19 countries openly opposed the abortion alliance

On the occasion of the UN General Assembly, 19 countries united on September 23 to openly oppose international attacks on life and family. In the joint statement, they denied the existence of any international abortion rights and opposed sex education policies that did not respect parental rights and beliefs. On the same day, Donald Trump told the United Nations at the forum: “Americans will never get tired of defending innocent lives.”

The alliance was formed under the initiative of the United States, bringing together Russia, Brazil, Poland, Hungary, Nigeria, the Democratic Republic of the Congo (DRC), Saudi Arabia and Egypt. They represent more than 1.3 billion people.

Making a clear statement at this level is unprecedented. At the forthcoming International Conference on Population and Development (ICPD) in Nairobi in November, it often prevented the United Nations from making any new efforts to promote abortion. The conference will be the latest in a series of long-term events initiated by Margaret Sanger, the founder of family planning, in 1927, when Margaret Sanger was the most in the new Malthusian circle. Active characters. They tried to convince Western governments to limit population growth in poor countries to avoid political and economic imbalances. As a result, the spread of contraception and abortion has become a priority for institutions such as the United Nations Population Fund (UNFPA), which is organizing the conference.

After this diplomatic failure, in order to circumvent the country, senior officials and United Nations experts met informally with representatives of non-governmental organizations in Glen Cove in December 1996. They then adopted a new strategy to use non-governmental organizations to link abortions to existing rights or vague concepts such as “sexual rights and reproductive rights” through mechanisms of the United Nations Committee (the committees with which these experts participate). Elements, to introduce them into international law. . This is a question of quietly inoculation of abortion in the official interpretation of the United Nations treaty. The strategy was a success. In October last year, experts from the Human Rights Committee adopted a reference text proposing on-demand abortion as a human right (general comment No. 36).
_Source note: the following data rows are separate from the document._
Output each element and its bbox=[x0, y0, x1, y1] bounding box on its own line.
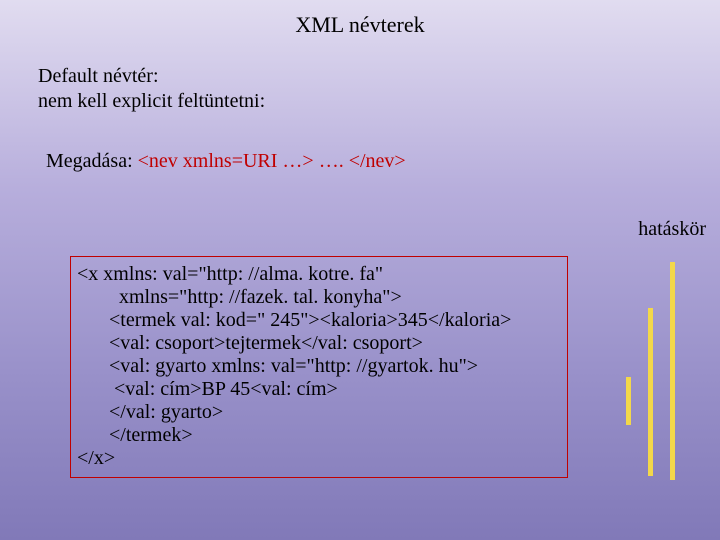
code-line: <val: cím>BP 45<val: cím> bbox=[109, 378, 561, 401]
code-line: xmlns="http: //fazek. tal. konyha"> bbox=[109, 286, 561, 309]
scope-bar-middle bbox=[648, 308, 653, 476]
scope-bar-inner bbox=[626, 377, 631, 425]
scope-label: hatáskör bbox=[638, 218, 706, 241]
code-line: <x xmlns: val="http: //alma. kotre. fa" bbox=[77, 263, 561, 286]
code-example-box: <x xmlns: val="http: //alma. kotre. fa" … bbox=[70, 256, 568, 478]
code-line: <val: csoport>tejtermek</val: csoport> bbox=[109, 332, 561, 355]
code-line: <termek val: kod=" 245"><kaloria>345</ka… bbox=[109, 309, 561, 332]
code-line: </x> bbox=[77, 447, 561, 470]
code-line: </termek> bbox=[109, 424, 561, 447]
intro-line-1: Default névtér: bbox=[38, 64, 720, 89]
scope-bar-outer bbox=[670, 262, 675, 480]
code-line: </val: gyarto> bbox=[109, 401, 561, 424]
code-line: <val: gyarto xmlns: val="http: //gyartok… bbox=[109, 355, 561, 378]
definition-line: Megadása: <nev xmlns=URI …> …. </nev> bbox=[46, 150, 720, 173]
intro-block: Default névtér: nem kell explicit feltün… bbox=[38, 64, 720, 114]
slide-title: XML névterek bbox=[0, 0, 720, 46]
slide: XML névterek Default névtér: nem kell ex… bbox=[0, 0, 720, 540]
definition-expression: <nev xmlns=URI …> …. </nev> bbox=[138, 150, 406, 172]
scope-bars bbox=[584, 262, 694, 492]
definition-prefix: Megadása: bbox=[46, 150, 138, 172]
intro-line-2: nem kell explicit feltüntetni: bbox=[38, 89, 720, 114]
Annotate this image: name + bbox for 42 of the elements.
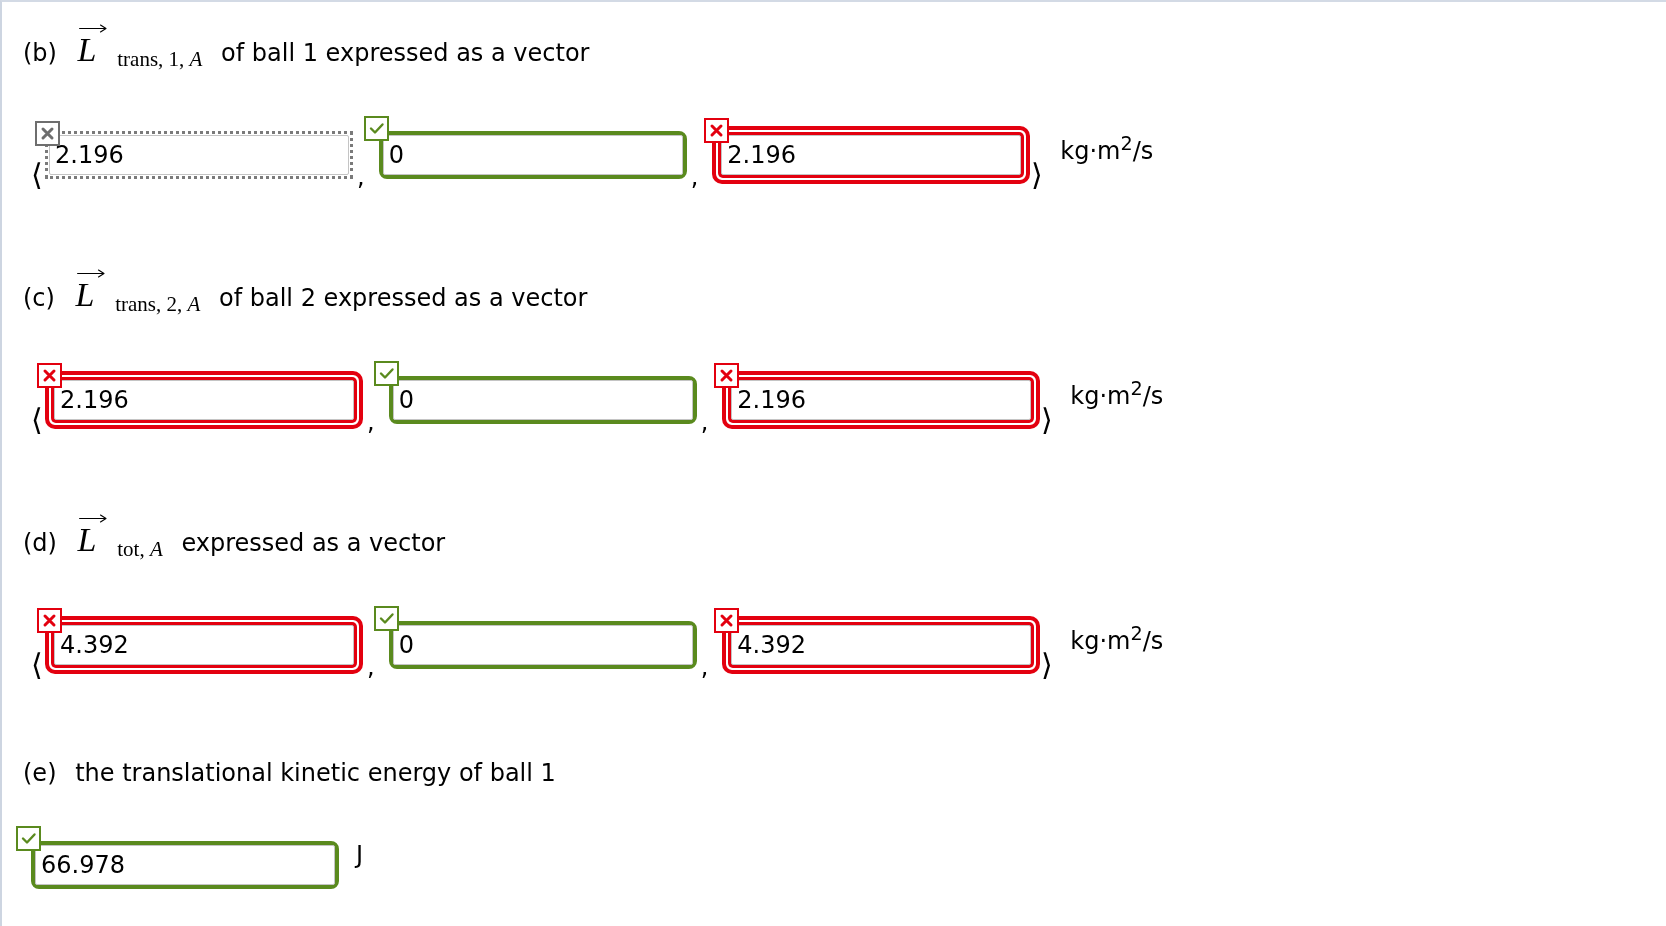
angle-bracket: ⟩ bbox=[1041, 648, 1054, 680]
angle-bracket: ⟩ bbox=[1041, 403, 1054, 435]
comma-separator: , bbox=[357, 163, 365, 190]
question-text: of ball 1 expressed as a vector bbox=[221, 39, 590, 67]
answer-field[interactable]: 0 bbox=[388, 376, 697, 424]
unit-label: kg·m$^{2}$/s bbox=[1060, 136, 1154, 166]
answer-field[interactable]: 2.196 bbox=[712, 126, 1031, 184]
part-label: (d) bbox=[23, 529, 57, 557]
answer-field[interactable]: 0 bbox=[388, 621, 697, 669]
right-arrow-icon bbox=[78, 24, 107, 33]
part-label: (e) bbox=[23, 759, 57, 787]
question-text: of ball 2 expressed as a vector bbox=[219, 284, 588, 312]
part-label: (c) bbox=[23, 284, 55, 312]
comma-separator: , bbox=[367, 408, 375, 435]
question-text: expressed as a vector bbox=[181, 529, 446, 557]
math-symbol: L bbox=[77, 523, 98, 557]
angle-bracket: ⟨ bbox=[31, 403, 43, 435]
comma-separator: , bbox=[700, 653, 709, 680]
angle-bracket: ⟨ bbox=[31, 158, 43, 190]
math-symbol: L bbox=[77, 33, 98, 67]
answer-field[interactable]: 66.978 bbox=[31, 841, 339, 889]
part-label: (b) bbox=[23, 39, 57, 67]
answer-field[interactable]: 2.196 bbox=[45, 371, 363, 429]
math-symbol: L bbox=[75, 278, 96, 312]
symbol-subscript: trans, 2, A bbox=[115, 292, 201, 316]
unit-label: J bbox=[356, 841, 364, 870]
comma-separator: , bbox=[367, 653, 375, 680]
angle-bracket: ⟨ bbox=[31, 648, 43, 680]
symbol-subscript: tot, A bbox=[117, 537, 163, 561]
comma-separator: , bbox=[700, 408, 709, 435]
unit-label: kg·m$^{2}$/s bbox=[1070, 626, 1164, 656]
angle-bracket: ⟩ bbox=[1031, 158, 1044, 190]
answer-field[interactable]: 0 bbox=[378, 131, 687, 179]
symbol-subscript: trans, 1, A bbox=[117, 47, 203, 71]
question-text: the translational kinetic energy of ball 1 bbox=[75, 759, 556, 787]
answer-field[interactable]: 2.196 bbox=[722, 371, 1041, 429]
answer-field[interactable]: 4.392 bbox=[45, 616, 363, 674]
right-arrow-icon bbox=[76, 269, 105, 278]
unit-label: kg·m$^{2}$/s bbox=[1070, 381, 1164, 411]
answer-field[interactable]: 4.392 bbox=[722, 616, 1041, 674]
comma-separator: , bbox=[690, 163, 699, 190]
right-arrow-icon bbox=[78, 514, 107, 523]
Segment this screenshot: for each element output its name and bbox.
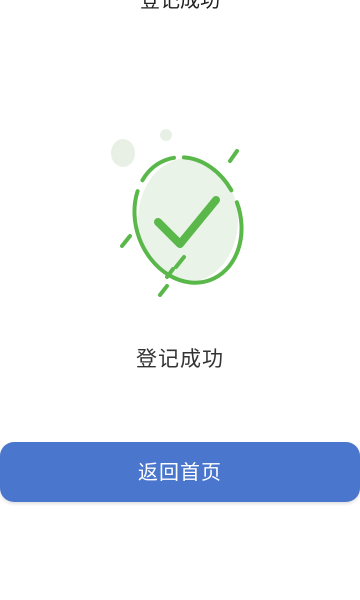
success-illustration bbox=[100, 118, 260, 308]
page-title: 登记成功 bbox=[140, 0, 220, 12]
success-check-icon bbox=[111, 129, 244, 297]
success-screen: 登记成功 登记成功 返回首页 bbox=[0, 0, 360, 600]
result-message: 登记成功 bbox=[136, 347, 224, 371]
return-home-button[interactable]: 返回首页 bbox=[0, 442, 360, 502]
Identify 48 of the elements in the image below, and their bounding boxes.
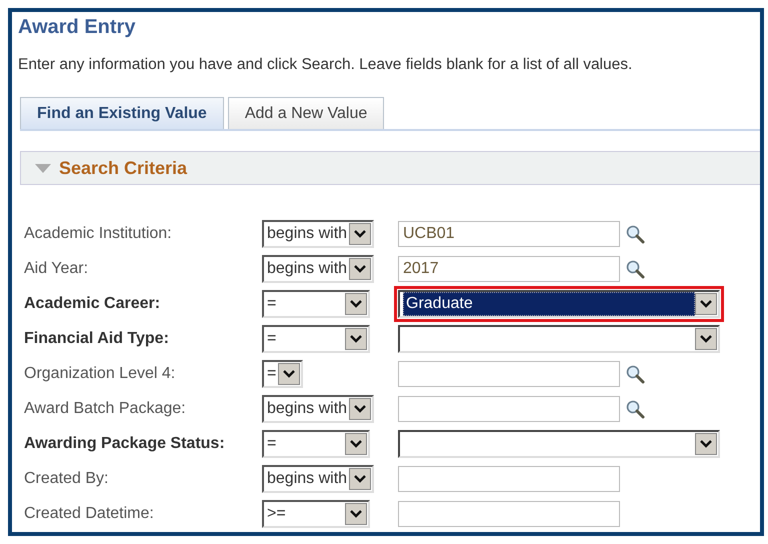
chevron-down-icon — [283, 370, 296, 378]
chevron-down-icon — [350, 300, 362, 308]
field-label: Academic Institution: — [23, 225, 173, 243]
operator-dropdown[interactable]: begins with — [262, 220, 374, 248]
field-label: Award Batch Package: — [23, 400, 187, 418]
section-title: Search Criteria — [59, 158, 188, 178]
search-icon[interactable] — [625, 224, 645, 244]
text-field[interactable] — [398, 361, 620, 387]
chevron-down-icon — [350, 335, 362, 343]
text-field[interactable]: 2017 — [398, 256, 620, 282]
tab[interactable]: Add a New Value — [228, 97, 384, 129]
chevron-down-icon — [354, 265, 366, 273]
operator-dropdown[interactable]: begins with — [262, 395, 374, 423]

In addition to promoting abortion, these 19 countries also oppose the invasion of the family by the administration, especially in the area of ​​sex education. They explained that they only support this type of education when it “focuses on the protective role of the family in this education and does not tolerate the harmful sexual risks of young people”. In other words, this kind of sex education must not infringe on the rights and beliefs of parents or incite dangerous behavior. Countries also recalled that, according to the principles of international law, “the family is the basic institution of society and should therefore be supported and strengthened”. They did not say so clearly that they responded to various Western attempts to weaken the law’s allegations against natural families.

This statement may be surprising in Western Europe, but it does not violate international law guaranteeing the right to life, parental rights and family protection. In fact, international law not only obliges States to protect human life without discrimination, but also has an obligation to prevent the use of abortion and the protection of the family.

Therefore, the Declaration reminds people of international law and also calls on United Nations agencies to make orders, especially to the European Union, to express a clear indication of any refusal to promote any abortion and immoral sexual education programme.